Tendo como foco o trabalho com a memória, a autobiografia e o uso de arquivos em cena, a dramaturgia de “Fale sobre mim”, escrita pela professora e pelos alunos, está estruturada em dois atos. O primeiro é o ponto de vista da docente, suas impressões ao entrar em sala de aula, seu encantamento com a potência artística dos estudantes e também seu estranhamento diante de uma realidade árida e violenta. Já o segundo ato é a criação dos alunos, que tecem seu olhar sobre a adolescência, a escola, a família, a cidade, os sonhos e o tempo. O espetáculo traz também o olhar para um período de conflito pelo domínio de territórios entre grupos rivais, que assolou o conjunto Urucânia em 2018, uma região, até então, sem tantos relatos de violência. “Foi um período complicado e a escola chegou a fechar por dias. Isso afetou a vida de toda a comunidade. Tínhamos que falar sobre o que estava acontecendo. Eu precisava muito mais ouvir do que trazer propostas”, lembra a professora Luiza Rangel.
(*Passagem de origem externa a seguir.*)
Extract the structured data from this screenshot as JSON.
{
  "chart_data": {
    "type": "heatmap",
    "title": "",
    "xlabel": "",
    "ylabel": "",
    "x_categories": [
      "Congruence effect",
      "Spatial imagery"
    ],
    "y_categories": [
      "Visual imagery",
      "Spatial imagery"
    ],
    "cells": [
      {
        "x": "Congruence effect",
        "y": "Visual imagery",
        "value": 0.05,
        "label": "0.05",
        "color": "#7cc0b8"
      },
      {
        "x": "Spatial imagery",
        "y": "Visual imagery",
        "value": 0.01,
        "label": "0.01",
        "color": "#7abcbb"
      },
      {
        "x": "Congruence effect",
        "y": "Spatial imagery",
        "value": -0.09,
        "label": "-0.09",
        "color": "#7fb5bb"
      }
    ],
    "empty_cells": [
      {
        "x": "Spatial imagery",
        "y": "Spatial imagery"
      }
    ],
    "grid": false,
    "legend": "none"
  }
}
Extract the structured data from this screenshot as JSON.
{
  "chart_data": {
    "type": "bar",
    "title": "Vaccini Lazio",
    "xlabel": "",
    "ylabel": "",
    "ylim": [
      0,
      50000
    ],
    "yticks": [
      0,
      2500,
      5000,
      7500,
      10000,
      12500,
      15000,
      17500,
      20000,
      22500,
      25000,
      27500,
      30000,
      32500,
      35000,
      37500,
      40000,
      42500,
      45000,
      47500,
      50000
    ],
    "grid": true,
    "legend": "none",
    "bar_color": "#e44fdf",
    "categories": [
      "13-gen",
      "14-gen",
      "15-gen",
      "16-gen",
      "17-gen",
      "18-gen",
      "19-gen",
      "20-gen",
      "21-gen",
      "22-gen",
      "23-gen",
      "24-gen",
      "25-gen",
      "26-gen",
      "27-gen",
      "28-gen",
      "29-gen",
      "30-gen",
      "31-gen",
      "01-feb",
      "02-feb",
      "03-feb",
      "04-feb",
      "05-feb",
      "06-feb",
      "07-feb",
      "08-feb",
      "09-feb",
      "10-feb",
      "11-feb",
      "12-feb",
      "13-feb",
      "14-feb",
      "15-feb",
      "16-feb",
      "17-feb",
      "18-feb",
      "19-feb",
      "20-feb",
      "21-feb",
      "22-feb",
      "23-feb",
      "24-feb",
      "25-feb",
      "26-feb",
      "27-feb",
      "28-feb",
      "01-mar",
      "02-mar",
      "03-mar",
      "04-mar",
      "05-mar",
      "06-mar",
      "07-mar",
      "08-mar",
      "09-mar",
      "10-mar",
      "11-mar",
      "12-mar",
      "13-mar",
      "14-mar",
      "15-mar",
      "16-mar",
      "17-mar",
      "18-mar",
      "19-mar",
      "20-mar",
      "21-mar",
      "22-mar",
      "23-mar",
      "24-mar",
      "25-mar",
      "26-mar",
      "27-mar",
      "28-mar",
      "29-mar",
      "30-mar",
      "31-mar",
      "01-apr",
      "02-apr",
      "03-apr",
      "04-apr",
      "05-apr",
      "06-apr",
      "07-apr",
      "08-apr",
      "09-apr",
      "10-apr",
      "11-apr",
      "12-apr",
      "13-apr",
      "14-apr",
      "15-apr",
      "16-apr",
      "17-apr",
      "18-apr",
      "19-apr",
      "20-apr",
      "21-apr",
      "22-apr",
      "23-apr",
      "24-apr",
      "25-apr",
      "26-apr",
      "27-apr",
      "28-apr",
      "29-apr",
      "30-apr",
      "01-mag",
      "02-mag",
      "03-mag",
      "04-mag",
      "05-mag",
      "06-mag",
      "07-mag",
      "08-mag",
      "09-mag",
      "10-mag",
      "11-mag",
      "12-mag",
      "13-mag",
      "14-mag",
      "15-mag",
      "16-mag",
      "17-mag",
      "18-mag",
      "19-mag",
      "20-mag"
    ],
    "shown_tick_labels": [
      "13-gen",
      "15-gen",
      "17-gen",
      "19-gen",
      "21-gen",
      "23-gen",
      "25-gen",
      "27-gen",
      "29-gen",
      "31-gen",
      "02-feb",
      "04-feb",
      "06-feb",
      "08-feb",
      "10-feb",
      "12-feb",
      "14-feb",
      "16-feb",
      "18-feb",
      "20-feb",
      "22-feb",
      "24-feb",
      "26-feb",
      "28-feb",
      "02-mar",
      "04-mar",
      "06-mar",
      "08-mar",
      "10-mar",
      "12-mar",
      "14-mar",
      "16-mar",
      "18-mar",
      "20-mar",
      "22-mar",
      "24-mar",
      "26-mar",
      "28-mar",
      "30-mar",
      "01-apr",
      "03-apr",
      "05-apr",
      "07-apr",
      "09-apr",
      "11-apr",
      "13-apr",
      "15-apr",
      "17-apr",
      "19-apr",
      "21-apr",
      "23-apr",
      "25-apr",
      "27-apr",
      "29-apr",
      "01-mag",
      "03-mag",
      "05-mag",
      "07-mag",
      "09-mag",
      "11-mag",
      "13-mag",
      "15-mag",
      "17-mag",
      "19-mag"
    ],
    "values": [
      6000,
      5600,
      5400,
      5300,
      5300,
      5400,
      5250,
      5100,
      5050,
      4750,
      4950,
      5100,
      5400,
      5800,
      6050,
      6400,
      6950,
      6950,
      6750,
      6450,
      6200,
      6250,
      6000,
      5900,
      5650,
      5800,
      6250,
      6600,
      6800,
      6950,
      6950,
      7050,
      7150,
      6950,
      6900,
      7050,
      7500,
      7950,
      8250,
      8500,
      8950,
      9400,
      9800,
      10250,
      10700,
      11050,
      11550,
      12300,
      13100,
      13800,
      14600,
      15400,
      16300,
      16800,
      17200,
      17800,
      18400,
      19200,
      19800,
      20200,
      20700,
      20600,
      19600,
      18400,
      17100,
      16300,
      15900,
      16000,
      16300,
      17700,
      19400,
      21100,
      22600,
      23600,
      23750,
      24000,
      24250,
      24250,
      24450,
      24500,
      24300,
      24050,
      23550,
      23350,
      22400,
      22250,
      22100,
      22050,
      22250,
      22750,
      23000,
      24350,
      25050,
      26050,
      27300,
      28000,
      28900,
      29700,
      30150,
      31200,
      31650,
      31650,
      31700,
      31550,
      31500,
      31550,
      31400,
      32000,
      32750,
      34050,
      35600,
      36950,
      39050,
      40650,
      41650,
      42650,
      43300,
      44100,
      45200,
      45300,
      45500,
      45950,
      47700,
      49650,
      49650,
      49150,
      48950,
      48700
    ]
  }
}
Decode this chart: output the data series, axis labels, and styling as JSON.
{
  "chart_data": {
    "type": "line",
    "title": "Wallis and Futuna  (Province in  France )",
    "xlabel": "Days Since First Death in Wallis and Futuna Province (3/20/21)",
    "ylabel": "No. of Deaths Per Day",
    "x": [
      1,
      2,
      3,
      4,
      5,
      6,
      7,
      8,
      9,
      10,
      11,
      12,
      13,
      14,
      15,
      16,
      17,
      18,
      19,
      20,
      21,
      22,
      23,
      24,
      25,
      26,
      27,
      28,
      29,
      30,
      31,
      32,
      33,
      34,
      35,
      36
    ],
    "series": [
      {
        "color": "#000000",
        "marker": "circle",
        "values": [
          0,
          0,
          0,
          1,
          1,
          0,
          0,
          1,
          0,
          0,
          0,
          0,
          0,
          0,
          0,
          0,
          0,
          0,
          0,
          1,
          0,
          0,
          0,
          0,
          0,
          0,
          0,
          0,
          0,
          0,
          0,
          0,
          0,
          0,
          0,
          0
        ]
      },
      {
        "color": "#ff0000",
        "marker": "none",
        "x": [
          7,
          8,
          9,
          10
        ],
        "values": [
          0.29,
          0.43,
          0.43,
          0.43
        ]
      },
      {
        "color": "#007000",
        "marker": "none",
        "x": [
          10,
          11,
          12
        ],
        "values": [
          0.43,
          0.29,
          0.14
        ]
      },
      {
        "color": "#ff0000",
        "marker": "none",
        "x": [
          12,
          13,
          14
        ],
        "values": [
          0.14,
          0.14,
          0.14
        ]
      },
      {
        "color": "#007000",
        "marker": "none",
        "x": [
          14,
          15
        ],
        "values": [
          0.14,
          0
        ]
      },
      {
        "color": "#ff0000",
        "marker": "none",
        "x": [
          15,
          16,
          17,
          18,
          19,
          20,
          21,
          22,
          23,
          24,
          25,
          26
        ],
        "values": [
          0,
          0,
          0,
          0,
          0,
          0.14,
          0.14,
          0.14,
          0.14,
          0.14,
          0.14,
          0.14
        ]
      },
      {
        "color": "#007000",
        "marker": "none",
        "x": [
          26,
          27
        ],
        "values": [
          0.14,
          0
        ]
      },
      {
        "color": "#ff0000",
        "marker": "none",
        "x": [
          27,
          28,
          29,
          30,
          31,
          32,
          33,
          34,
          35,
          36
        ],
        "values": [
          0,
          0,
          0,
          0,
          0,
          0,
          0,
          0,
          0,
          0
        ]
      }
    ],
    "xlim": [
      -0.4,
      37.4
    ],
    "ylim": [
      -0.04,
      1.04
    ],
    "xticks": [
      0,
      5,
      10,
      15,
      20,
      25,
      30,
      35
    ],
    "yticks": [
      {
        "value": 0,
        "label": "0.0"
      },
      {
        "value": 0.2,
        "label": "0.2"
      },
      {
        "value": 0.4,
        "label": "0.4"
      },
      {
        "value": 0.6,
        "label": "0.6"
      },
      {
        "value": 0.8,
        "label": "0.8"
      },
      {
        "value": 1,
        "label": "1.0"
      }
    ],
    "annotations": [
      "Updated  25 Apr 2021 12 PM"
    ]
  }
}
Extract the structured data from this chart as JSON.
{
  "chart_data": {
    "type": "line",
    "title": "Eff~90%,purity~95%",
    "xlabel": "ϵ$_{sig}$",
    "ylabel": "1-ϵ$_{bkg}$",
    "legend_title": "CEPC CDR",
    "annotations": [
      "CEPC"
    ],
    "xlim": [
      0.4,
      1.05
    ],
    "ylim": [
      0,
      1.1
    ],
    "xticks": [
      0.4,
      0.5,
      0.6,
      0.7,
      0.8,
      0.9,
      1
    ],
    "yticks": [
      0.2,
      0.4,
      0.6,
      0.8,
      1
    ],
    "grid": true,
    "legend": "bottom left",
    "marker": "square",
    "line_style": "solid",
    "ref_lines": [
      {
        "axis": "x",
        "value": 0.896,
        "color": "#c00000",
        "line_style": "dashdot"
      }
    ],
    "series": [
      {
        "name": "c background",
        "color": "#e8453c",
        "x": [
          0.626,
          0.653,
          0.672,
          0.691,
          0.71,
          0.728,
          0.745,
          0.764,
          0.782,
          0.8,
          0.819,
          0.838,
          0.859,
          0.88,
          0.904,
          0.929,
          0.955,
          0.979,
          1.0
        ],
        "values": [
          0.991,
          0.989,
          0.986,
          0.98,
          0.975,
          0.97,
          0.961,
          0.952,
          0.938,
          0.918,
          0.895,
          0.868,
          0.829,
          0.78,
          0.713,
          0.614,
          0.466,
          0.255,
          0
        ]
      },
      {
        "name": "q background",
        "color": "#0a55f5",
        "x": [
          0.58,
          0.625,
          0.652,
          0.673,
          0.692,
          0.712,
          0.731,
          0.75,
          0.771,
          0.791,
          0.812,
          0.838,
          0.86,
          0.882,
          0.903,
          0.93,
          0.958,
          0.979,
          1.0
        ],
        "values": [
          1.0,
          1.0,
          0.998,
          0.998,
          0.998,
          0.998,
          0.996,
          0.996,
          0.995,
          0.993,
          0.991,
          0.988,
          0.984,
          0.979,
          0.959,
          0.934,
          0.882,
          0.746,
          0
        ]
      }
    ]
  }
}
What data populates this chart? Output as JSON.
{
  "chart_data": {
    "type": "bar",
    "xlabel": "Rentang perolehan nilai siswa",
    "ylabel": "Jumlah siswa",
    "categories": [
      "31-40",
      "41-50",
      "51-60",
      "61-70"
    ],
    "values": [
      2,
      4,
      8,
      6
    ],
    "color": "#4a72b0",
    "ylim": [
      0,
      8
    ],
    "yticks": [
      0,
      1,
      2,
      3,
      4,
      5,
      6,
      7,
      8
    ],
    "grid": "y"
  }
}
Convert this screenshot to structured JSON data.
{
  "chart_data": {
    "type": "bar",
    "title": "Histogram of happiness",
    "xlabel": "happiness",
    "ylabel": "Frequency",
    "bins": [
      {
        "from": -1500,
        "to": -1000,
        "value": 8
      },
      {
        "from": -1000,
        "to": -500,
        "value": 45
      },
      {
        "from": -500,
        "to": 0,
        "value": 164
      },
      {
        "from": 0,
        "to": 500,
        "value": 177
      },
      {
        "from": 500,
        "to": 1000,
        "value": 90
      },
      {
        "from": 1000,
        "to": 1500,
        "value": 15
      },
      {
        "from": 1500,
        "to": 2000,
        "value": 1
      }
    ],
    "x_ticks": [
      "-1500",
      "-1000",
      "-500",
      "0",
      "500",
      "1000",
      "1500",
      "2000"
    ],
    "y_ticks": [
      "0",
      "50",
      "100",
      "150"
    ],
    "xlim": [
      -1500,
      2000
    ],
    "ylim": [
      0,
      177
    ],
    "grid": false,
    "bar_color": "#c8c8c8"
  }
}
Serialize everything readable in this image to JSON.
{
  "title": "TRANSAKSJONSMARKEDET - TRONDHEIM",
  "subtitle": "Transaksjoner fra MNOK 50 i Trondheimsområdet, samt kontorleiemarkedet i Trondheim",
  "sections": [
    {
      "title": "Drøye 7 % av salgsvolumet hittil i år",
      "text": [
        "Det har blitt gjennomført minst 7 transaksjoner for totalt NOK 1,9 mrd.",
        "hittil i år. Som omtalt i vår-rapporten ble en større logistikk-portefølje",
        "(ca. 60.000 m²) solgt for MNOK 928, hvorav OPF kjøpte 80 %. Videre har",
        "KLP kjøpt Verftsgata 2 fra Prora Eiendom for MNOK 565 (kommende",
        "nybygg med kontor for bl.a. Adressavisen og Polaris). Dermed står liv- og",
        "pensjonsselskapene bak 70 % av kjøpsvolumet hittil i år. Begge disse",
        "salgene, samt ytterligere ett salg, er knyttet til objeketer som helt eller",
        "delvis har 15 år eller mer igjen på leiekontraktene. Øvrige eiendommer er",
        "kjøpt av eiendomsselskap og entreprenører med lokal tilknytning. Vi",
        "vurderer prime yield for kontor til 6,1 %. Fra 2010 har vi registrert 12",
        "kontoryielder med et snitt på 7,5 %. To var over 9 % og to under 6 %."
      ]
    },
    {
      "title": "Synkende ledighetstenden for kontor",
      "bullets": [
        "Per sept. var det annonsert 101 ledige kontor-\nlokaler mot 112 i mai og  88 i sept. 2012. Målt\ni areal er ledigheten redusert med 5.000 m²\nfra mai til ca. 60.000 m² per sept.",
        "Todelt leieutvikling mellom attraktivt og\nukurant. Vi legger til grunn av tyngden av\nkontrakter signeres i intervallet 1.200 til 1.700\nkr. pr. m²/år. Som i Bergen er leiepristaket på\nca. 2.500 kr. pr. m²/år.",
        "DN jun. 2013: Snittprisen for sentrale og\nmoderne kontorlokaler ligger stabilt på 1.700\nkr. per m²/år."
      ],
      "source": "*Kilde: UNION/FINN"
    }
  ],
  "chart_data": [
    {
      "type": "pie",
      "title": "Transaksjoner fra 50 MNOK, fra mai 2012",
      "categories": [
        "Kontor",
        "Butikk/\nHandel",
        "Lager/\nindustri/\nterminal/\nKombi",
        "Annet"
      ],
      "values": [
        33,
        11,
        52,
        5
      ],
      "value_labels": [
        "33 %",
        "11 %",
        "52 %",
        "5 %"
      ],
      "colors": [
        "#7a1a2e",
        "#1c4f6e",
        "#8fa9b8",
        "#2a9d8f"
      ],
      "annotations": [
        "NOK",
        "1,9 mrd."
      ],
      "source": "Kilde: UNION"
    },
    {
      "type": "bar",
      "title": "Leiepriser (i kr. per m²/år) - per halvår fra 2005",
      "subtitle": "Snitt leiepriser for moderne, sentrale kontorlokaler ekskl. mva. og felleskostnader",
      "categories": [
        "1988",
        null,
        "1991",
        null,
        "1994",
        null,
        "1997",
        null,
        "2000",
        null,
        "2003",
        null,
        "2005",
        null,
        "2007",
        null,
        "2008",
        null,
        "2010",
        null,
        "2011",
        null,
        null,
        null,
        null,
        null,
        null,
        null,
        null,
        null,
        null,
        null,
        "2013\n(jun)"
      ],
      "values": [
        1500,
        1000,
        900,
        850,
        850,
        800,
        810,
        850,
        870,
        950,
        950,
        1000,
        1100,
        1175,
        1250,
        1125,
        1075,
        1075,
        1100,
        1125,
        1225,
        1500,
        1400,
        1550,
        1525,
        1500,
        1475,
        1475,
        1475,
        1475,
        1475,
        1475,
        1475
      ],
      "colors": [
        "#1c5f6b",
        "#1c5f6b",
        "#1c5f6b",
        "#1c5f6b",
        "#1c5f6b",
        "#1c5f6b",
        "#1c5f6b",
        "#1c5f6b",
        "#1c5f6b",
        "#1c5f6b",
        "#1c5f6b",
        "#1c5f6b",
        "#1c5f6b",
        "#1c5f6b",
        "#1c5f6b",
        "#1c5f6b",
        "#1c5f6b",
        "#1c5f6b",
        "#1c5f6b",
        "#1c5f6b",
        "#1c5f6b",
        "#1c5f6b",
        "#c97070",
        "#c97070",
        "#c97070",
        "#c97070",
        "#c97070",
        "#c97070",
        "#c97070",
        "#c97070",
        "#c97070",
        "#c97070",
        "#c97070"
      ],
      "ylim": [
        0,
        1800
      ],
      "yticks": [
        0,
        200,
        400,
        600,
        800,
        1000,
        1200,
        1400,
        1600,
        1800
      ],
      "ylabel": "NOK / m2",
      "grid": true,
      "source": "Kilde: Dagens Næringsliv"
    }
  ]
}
A partir daí, os alunos começaram a produzir textos e cenas, que foram costurados pela professora. “Além das narrativas oficiais, há os relatos dessas crianças da periferia, que têm pouco acesso aos equipamentos culturais, mas que estão produzindo com muita potência artística. Eu olho para a escola e vejo uma incrível pulsão de vida, alegria e potencial artístico em meio ao caos. Parte do meu trabalho é mostrar para os alunos que o teatro também é lugar deles, que o que eles fazem não é algo menor. A história desses jovens reflete uma questão mais ampla, que é social, cultural e econômica; por isso é importante de ser contada sob o ponto de vista deles”, diz a professora.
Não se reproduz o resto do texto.